As such, when filmmaker Kenneth Branagh delivered a clunky, distracted story in his Thor, there was far too little intrinsic value in the character to keep us optimistic. The principal merits of Branagh's movie were its stars: even with dumpy material, Chris Hemsworth, Natalie Portman, Tom Hiddleston, and Stellan Skarsgard were charismatic enough for a few bits of fun. With a vastly improved script in Thor: The Dark World - which ups the ante on the stakes, the excitement, the cleverness, and the humor - the returning players can shine even brighter.
The followup feature, this time from television director Alan Taylor, is the second Marvel Universe film to release after The Avengers, and the second to really harness itself to this Whedonized vision for these characters. Like Iron Man 3, Thor: The Dark World makes its sense of humor a chief priority, allowing its story of intergalactic warfare and the apocalyptic threat of a Dark Elf's accumulation of mystical power feel quite intimate. Piercing through these grand, fantastical elements, which command our attention just enough to set up their narrative importance but then fade to the background of some great character work, is the relationship between Thor (Hemsworth) and Loki (Hiddleston) - brothers who, despite everything they've been through in these past two years, have not entirely abandoned their love for one another. Beside them, we have the team back home: scientist Jane (Portman), who has been trying to get her life back in order since her otherworldly beau high-tailed it back to Asgard. We pick up with Jane in the middle of a blind date with an affably nervous Chris O'Dowd (I hope he, somehow, stays in the Marvel canon), carting her into the action when her plucky sidekick Darcy (Kat Dennings) alerts her of a wormhole of sorts located in a London back-alley.
That's as scientific as I'm able to get, both because I got a C in physics and because Thor: The Dark World is never all that concerned with laying down the rules of quantum mechanics. Jane will begin to blather on about the nature of some space-time anomaly before the movie shuts her up, content (as is its audience) with employing suspension of disbelief. Just accept that these things are happening, Thor 2 says, because we need them to happen. Besides, they're no more ludicrous than anything else you've seen so far, right? Maybe a little - The Dark World is beyond the biggest purpetrator of Marvel's reliance on some weirdo hocus pocus - but that's what we signed up for. Kooky magic. And with the Dark Elves, the hellish planets, the intergalatic portals, and the venemous smoke monsters, there's a lot more impressive wizardry to behold than in Hemsworth's previous installment.

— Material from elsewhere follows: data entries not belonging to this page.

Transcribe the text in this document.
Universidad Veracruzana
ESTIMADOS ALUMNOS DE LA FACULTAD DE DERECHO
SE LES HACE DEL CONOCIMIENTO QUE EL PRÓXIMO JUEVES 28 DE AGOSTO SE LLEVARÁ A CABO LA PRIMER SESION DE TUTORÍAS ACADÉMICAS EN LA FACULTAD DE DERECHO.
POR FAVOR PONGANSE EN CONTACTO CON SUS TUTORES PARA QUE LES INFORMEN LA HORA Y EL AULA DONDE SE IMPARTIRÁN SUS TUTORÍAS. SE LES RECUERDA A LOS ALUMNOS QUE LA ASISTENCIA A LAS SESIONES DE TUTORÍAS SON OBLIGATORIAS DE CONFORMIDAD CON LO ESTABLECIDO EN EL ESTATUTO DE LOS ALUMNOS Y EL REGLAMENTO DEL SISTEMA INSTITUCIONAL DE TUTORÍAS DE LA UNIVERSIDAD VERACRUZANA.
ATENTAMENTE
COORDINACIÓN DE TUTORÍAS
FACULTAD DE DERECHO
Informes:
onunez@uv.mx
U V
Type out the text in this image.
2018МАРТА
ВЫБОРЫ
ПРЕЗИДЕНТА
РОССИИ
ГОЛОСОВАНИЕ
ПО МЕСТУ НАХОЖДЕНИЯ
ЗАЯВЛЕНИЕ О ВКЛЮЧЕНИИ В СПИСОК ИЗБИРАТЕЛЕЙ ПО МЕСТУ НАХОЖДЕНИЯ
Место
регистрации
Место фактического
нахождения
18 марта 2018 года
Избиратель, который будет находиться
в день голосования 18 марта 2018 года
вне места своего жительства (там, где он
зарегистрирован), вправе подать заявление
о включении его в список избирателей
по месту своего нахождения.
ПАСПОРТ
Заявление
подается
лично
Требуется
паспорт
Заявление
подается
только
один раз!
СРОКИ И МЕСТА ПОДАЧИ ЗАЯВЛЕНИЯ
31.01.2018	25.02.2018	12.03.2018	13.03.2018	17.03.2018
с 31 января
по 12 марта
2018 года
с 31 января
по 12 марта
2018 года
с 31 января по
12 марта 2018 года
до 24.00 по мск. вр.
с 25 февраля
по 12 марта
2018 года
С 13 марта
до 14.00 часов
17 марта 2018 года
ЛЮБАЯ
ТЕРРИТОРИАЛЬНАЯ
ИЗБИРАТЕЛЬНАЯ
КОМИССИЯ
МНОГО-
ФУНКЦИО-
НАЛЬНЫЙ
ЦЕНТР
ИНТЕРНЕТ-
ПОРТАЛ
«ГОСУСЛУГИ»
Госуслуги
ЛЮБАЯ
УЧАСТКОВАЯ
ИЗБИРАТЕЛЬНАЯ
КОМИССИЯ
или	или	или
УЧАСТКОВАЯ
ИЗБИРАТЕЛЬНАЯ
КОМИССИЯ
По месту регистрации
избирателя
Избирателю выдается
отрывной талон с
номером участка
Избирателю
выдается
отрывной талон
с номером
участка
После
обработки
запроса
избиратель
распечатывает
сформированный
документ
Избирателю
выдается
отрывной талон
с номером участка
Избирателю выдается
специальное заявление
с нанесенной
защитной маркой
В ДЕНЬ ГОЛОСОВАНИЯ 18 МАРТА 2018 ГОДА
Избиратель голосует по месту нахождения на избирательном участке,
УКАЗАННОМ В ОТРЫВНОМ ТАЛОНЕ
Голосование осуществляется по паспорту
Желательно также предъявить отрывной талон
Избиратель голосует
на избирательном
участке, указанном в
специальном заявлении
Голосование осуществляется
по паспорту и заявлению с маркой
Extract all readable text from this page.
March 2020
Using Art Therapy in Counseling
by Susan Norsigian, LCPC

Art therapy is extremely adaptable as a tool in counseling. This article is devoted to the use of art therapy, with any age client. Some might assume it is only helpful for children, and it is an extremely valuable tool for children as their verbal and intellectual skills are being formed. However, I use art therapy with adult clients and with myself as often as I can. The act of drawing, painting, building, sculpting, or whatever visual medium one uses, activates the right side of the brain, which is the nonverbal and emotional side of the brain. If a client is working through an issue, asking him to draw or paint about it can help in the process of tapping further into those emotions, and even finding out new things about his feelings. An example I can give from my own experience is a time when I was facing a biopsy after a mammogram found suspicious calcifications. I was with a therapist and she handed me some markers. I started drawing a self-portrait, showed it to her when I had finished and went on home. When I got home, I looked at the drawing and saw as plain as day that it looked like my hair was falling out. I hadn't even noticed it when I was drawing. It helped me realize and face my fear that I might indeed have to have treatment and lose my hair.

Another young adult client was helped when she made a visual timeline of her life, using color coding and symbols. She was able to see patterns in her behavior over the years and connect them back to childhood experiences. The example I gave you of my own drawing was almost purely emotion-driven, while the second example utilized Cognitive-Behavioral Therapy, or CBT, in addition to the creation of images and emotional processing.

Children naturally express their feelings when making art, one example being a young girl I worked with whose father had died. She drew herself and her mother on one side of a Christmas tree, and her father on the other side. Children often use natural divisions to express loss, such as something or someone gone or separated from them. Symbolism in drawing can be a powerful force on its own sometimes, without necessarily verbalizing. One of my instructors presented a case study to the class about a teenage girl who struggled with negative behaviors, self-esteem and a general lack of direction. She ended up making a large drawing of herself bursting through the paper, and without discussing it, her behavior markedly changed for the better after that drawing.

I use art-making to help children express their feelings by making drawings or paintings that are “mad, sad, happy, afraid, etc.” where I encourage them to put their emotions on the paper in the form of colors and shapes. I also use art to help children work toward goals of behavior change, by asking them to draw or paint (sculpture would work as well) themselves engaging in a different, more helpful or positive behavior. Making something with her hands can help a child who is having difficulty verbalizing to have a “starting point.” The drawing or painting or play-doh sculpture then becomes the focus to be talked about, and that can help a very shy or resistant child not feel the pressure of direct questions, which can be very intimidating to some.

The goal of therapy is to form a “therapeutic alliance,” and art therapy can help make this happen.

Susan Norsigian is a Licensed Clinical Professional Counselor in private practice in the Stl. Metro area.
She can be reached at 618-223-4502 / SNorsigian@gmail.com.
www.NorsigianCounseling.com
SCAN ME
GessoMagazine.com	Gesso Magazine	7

But it's not any of the elements of Thor: The Dark World that are the problem. The plot works, the magic works, the comedy works (even when it feels like Joss Whedon's B reel), and the character material works in spades - Thor and Loki's arc will both thrill and surprise everyone who has stuck with them through Thor and The Avengers. The only thing holding us back from really latching onto Thor: The Dark World is Thor. Standing up against Iron Man and Captain America, it might simply be that Thor cannot prove himself worthy of our independent attention. With the competition of these two riveting heroes, he and his films can come off primarily as filler material - what we'll take until Captain America: The Winter Soldier, preparation for The Avengers: Age of Ultron. We might never feel as fulfilled with a Thor movie as we do with a Captain America or Iron Man standalone feature. But at the very least we can admire this one critically. If Thor: The Dark World was about a hero we could really care for, it'd be one hell of a movie.